Toorbough ULL-Zeveigh said:
what i said in a broader sense to include more than transistors.
It all goes back to supply voltage. The power you can get out of a load is given by its resistance (at DC) or its impedance (at AC.)
At 32 ohms you can get 4.5 watts out of a 12 volt supply. At 4 ohms you can get 36 watts. So often car audio goes with the lower resistance.
Want more power? You can go to 2 ohms, although now you are going to need seriously heavy speaker wire to carry the currents. Or you could boost the voltage with a DC/DC.
You can't have a motor with no impedance of any kind.

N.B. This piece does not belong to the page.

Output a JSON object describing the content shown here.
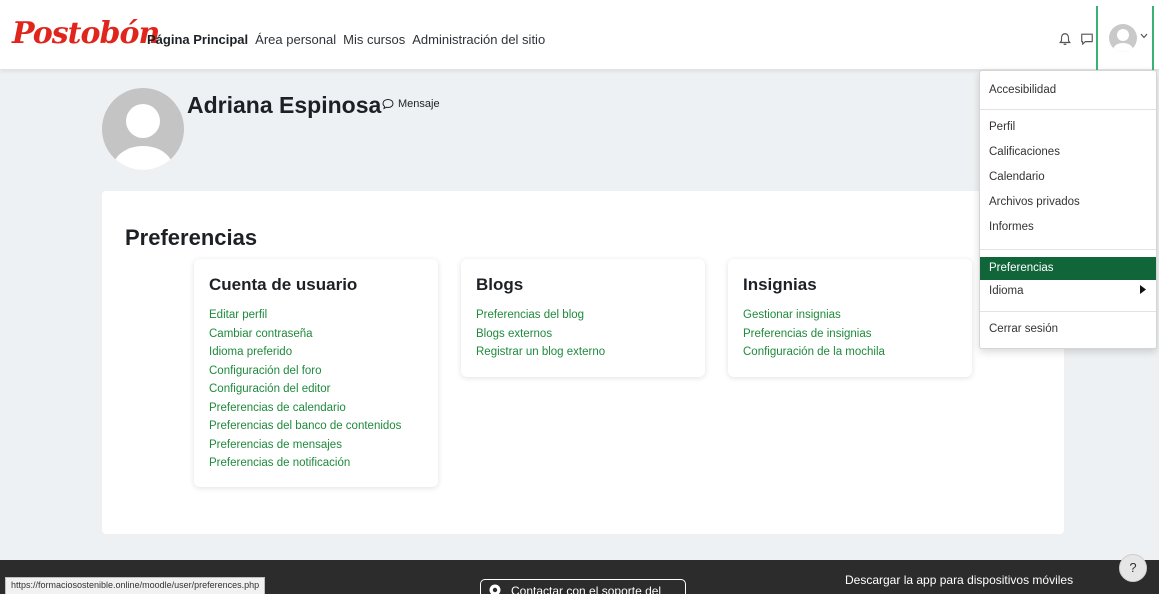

no but you can (theoretically) approach it.
Not really.
An absolutely ideal motor will present an impedance equal to its mechanical power output. Outputting 100 watts? Then if you are driving the motor at 36 volts, you will see an effective impedance of 13 ohms. Even if it uses superconducting wire, frictionless bearings etc etc.
At no load you would actually see close to infinite impedance in an ideal motor. (Assuming one that behaves like a DC PM motor, that is.) But power in would approach zero.
how is it possible to extract any real work out of this motor?
That's not a motor. It's a picture of the Meissner Effect, which allows magnetic levitation over a superconductor.